Lamentablemente, después hemos crecido alejados: nos han contaminado venenos mortales, la cizaña de la sospecha aumentó la distancia y dejamos de cultivar la comunión. San Basilio Magno afirmó que los verdaderos discípulos de Cristo están «modelados solamente en base a lo que ven en Él» (Moralia, 80, 1). Con vergüenza –lo reconozco por la Iglesia católica– acciones y decisiones que tienen poco o nada que ver con Jesús y con el Evangelio, basadas más bien en la sed de ganancias y poder, han hecho marchitar la comunión. De ese modo hemos dejado que la fecundidad estuviera amenazada por las divisiones. La historia tiene su peso y hoy aquí siento la necesidad de renovar la súplica de perdón a Dios y a los hermanos por los errores que han cometido tantos católicos. Pero es un gran consuelo la certeza de saber que nuestras raíces son apostólicas y que, a pesar de las distorsiones del tiempo, la planta de Dios crece y da frutos en el mismo Espíritu. Y es una gracia que reconozcamos los unos los frutos de los otros y que juntos agradezcamos al Señor por ello.
El fruto final del árbol de olivo es el aceite, ese aceite que tiempo atrás se contenía en preciosos vasos y recipientes, que abundan entre los tesoros arqueológicos de este país. El aceite ha proporcionado la luz que iluminó las noches de la antigüedad. Durante milenios fue el «sol líquido, el primer misterioso estado de la llama de las lámparas» (C. Boureux, Les plantes de la Bible et leur symbolique, París 2014, 65). A nosotros, querido hermano, el aceite nos evoca al Espíritu Santo, que dio a luz a la Iglesia. Sólo Él, con su esplendor que no conoce el ocaso, puede disipar las oscuridades e iluminar los pasos de nuestro camino.

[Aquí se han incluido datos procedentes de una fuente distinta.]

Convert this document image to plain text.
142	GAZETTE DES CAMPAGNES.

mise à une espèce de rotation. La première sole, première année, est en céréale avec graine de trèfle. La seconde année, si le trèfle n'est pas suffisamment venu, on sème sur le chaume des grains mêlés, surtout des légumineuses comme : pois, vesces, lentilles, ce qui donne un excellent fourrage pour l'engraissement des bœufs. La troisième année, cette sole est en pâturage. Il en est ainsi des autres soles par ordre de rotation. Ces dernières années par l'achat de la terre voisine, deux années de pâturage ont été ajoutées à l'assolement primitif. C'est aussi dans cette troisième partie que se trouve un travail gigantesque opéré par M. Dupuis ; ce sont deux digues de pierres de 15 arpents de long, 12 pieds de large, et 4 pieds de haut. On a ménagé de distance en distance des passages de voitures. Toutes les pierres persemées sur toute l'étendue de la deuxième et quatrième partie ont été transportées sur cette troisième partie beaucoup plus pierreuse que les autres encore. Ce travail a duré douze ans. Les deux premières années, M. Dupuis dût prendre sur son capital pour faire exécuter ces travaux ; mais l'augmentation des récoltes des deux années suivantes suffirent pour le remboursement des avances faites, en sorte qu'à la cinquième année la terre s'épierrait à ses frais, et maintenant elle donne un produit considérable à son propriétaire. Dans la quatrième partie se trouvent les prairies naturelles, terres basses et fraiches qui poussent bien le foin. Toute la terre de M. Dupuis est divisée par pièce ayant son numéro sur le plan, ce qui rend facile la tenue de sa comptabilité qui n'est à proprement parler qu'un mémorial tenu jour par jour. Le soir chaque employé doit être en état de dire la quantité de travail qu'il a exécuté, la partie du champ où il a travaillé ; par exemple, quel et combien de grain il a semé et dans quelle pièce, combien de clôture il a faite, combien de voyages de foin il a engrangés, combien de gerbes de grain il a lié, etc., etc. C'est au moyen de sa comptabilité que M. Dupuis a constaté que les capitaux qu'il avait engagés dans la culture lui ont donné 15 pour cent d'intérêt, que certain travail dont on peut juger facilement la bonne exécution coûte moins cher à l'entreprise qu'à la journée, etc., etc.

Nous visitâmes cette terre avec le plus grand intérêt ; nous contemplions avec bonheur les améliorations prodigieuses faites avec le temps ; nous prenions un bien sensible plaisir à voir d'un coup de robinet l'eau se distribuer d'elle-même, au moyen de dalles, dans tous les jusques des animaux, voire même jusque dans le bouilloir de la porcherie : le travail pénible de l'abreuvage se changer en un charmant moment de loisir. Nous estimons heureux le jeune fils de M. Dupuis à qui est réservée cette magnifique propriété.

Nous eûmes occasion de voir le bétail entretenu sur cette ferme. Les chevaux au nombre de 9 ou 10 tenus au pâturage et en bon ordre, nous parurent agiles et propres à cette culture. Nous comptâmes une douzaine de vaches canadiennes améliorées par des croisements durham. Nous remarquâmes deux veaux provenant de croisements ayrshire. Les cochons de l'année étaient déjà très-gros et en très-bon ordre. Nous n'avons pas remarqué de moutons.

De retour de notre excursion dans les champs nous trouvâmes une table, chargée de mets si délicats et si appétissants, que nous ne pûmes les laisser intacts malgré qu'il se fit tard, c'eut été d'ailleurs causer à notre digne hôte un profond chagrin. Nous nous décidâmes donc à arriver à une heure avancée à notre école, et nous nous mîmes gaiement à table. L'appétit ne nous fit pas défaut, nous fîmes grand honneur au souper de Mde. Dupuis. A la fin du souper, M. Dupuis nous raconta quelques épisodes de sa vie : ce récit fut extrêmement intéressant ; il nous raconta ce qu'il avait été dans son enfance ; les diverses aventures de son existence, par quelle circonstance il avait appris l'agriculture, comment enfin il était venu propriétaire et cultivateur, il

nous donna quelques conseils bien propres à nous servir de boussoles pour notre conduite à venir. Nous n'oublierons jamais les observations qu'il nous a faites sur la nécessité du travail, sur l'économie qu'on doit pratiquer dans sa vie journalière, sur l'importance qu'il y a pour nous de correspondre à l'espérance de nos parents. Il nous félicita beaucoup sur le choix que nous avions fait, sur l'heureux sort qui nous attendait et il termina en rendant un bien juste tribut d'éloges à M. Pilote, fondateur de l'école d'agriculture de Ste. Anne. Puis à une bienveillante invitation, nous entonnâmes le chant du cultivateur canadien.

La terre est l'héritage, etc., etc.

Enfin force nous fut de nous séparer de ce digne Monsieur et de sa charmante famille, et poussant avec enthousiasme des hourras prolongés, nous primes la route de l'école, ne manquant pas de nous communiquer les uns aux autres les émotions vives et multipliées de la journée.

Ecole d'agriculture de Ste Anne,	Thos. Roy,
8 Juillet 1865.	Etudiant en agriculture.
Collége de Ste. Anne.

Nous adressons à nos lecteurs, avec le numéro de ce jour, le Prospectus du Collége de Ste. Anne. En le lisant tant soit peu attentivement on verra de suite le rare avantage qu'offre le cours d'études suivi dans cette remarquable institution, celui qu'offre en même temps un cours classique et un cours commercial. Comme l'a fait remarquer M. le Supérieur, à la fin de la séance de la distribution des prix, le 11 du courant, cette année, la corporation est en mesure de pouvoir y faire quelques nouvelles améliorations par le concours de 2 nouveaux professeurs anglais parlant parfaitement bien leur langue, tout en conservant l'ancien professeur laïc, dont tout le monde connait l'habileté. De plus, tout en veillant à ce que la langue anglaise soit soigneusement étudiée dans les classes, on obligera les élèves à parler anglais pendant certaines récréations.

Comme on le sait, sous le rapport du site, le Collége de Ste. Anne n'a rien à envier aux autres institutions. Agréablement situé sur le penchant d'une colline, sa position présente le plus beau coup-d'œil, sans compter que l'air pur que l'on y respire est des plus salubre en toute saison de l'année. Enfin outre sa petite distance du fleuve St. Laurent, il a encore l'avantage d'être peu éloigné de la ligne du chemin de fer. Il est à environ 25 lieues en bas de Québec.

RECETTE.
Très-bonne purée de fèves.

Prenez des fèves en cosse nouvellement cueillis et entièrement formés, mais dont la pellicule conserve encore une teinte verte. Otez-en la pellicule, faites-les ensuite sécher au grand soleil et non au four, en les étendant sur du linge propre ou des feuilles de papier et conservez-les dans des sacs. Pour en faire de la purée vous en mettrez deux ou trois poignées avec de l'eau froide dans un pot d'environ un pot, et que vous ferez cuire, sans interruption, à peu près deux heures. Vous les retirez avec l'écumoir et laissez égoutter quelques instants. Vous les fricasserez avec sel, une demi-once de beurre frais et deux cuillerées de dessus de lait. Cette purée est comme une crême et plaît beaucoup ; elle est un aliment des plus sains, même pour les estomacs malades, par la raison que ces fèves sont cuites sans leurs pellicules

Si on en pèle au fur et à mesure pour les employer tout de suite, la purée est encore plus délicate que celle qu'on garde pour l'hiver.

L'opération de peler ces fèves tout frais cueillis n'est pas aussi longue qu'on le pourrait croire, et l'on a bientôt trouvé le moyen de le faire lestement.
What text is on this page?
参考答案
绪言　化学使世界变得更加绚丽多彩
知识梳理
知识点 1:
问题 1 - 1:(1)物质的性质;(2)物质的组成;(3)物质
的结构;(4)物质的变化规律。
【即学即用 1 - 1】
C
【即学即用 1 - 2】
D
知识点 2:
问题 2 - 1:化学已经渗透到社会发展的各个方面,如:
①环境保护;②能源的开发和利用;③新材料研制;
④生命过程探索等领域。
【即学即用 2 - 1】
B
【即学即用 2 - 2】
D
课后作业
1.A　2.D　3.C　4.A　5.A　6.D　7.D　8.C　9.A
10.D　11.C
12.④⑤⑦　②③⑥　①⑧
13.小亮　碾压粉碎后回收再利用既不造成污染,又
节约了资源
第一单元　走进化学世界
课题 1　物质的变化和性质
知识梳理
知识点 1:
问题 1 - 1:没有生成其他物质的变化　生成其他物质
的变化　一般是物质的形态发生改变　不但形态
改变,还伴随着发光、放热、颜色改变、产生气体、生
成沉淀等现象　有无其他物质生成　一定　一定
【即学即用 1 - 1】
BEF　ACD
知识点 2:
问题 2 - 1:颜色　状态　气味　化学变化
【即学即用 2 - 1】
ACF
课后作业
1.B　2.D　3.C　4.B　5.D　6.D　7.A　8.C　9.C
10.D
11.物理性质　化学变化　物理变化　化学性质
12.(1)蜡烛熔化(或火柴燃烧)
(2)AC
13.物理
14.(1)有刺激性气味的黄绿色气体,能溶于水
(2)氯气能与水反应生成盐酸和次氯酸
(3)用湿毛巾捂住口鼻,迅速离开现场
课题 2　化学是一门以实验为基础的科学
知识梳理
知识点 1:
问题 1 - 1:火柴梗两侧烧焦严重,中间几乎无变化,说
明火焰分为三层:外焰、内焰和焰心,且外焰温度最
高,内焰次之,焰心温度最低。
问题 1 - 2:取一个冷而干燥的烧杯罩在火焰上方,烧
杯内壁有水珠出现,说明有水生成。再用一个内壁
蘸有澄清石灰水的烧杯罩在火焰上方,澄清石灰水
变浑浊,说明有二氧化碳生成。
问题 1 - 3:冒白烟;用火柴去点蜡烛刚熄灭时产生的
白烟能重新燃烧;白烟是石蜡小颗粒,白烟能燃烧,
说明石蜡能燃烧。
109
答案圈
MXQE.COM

Sí, porque el Espíritu Santo es, sobre todo, aceite de comunión. En la Escritura se habla del aceite que hace brillar el rostro del hombre (cfr. Sal 104, 15). Cuánto se necesita hoy reconocer el valor único que brilla en todo hombre, en cada hermano. Reconocer esta característica común de la humanidad es el punto de partida para edificar la comunión. Pero, lamentablemente –como ha escrito un gran teólogo–, «la comunión parece tocar una cuerda sensible», un tema delicado, no sólo en la sociedad, sino a menudo también entre los discípulos de Jesús «en un mundo cristiano nutrido de individualismo y de rigidez institucional». Con todo, si las tradiciones propias y las especificidades de cada uno llevan a atrincherarse y a tomar distancia de los demás, si «la alteridad no es algo cualificado por la comunión, difícilmente se puede dar vida a una cultura adecuada» (I. Zizioulas, Comunione e alterità, Roma 2016, 16). En cambio, la comunión entre los hermanos trae consigo la bendición divina. Los Salmos la comparan con un «perfume precioso que se derrama sobre la cabeza, que desciende sobre la barba» (Sal 133, 2). El Espíritu que se derrama en las mentes nos impulsa en efecto a una fraternidad más intensa, a estructurarnos en la comunión. Por eso, no nos tengamos miedo, ayudémonos a adorar a Dios y a servir al prójimo, sin hacer proselitismo y respetando plenamente la libertad de los demás, porque –como escribió san Pablo– «donde está el Espíritu del Señor hay libertad» (2Co 3, 17). Rezo para que el Espíritu de caridad venza nuestras resistencias y nos haga constructores de comunión, porque «si el amor logra expulsar completamente al temor y éste, transformado, se convierte en amor, entonces veremos que la unidad es una consecuencia de la salvación» (S. Gregorio de Nisa, Homilía 15 sobre el libro del Cantar de los cantares). Por otra parte, ¿cómo podemos dar testimonio al mundo de la concordia del Evangelio si los cristianos todavía estamos separados? ¿Cómo podemos anunciar el amor de Cristo que reúne a las gentes, si no estamos unidos entre nosotros? Muchos pasos se han dado para encontrarnos. Invoquemos al Espíritu de comunión para que nos impulse en sus caminos y nos ayude a fundar la comunión no en base a cálculos, estrategias y conveniencias, sino sobre el único modelo al que hemos de mirar: la Santísima Trinidad.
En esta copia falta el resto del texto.